At Camp David's tiny Evergreen Chapel, which is off limits to the public and the media, the Obamas don't have to worry about that kind of scrutiny. The family shares the pews with a small number of military families stationed at the 143-acre retreat — an experience that the president has mentioned more than once, along with his high regard for Cash.
But that doesn't mean Obama endorses Cash's controversial views on Christian proselytizing in the military and Islam, which the chaplain describes in a 2004 book as a violent faith that "from its very birth has used the edge of the sword as a mean to convert or conquer those with different religious convictions."
The White House declined to make Cash available for interviews, saying it wished to keep the president's religious worship at Camp David private. Cash's family also declined to speak on instructions, they said, from the White House.
Nevertheless, interviews with others close to him and Cash's account of his 2003 deployment to Iraq paint a portrait of a gripping preacher who baptized more than 50 men during the war and believes a "wall of angels" shielded his troops as they battled their way to Baghdad in the opening days of the war.
Two men died and dozens were injured, but, in Cash's view, God protected the unit from more extensive casualties.
"Yes, our men were lost and separated," Cash recounts in "A Table in the Presence: The Dramatic Account of How a U.S. Marine Battalion Experienced God's Presence Amidst the Chaos of the War in Iraq." "But our God was not confused. Just as He had from the very beginning of the war, He was providentially working all things together for the good of a cause that was just and true."
The book also offers an unflattering assessment of Islam, which Cash views as a flawed faith.
"Sadly, grace is often absent in Islam, which is based upon binding religious law, requiring strenuous adherence to every tenet of the `Five Pillars of Allah,' " Cash writes. "A religion that emerges from the soil of strict adherence to law as a means of gaining God's favor will always tend toward extreme self-sacrifice."

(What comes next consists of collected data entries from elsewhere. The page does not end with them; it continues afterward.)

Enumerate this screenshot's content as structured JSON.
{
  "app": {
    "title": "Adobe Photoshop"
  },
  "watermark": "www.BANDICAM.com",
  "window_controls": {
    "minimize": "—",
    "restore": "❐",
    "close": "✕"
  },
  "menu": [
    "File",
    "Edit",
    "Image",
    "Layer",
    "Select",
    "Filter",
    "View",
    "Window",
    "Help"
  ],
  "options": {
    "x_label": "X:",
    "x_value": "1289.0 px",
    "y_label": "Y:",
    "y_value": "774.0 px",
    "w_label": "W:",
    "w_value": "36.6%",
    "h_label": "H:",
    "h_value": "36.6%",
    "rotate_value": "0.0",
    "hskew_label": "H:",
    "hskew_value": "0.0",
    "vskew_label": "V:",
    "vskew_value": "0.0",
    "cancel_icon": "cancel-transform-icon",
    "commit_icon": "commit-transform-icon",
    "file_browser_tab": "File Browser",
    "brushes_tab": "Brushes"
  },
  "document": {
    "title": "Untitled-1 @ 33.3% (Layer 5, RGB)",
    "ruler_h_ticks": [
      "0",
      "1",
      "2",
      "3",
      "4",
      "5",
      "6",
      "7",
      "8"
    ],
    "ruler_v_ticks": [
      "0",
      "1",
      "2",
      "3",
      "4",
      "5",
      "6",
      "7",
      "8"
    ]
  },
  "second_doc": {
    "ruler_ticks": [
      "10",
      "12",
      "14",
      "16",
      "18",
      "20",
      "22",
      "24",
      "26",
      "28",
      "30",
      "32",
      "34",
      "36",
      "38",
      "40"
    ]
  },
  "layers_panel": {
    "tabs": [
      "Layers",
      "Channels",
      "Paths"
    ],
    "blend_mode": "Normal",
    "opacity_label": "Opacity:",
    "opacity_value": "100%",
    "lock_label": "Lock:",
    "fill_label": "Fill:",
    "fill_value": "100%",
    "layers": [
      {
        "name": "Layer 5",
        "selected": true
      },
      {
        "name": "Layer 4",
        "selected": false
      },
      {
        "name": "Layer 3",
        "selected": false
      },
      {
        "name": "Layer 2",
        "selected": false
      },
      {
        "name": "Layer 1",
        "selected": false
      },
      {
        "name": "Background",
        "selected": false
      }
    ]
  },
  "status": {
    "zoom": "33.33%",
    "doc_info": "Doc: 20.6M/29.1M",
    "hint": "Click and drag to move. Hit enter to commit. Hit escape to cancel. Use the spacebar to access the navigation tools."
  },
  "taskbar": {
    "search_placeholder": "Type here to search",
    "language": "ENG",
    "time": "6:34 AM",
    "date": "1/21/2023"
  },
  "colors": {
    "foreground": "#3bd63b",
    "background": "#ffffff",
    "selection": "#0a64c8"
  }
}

Cash has drawn criticism from the Military Religious Freedom Foundation, a watchdog group that monitors Christian proselytizing in the military, for his participation in Campus Crusade for Christ's Military Ministry, a program for evangelical chaplains to "help every troop, every leader, every family member hear and receive the life saving message about Jesus."
"This is an organization that has repeatedly stated its goal of transforming our military into a force of 'government-paid missionaries for Christ,' " said Chris Rodda, a foundation spokesman. "Any chaplain or commander who would support or condone these tactics or goals is a problem."
The White House would not comment on the criticism. But those who served with Cash in Iraq have nothing but praise for his deep faith, warm manner and forceful sermons.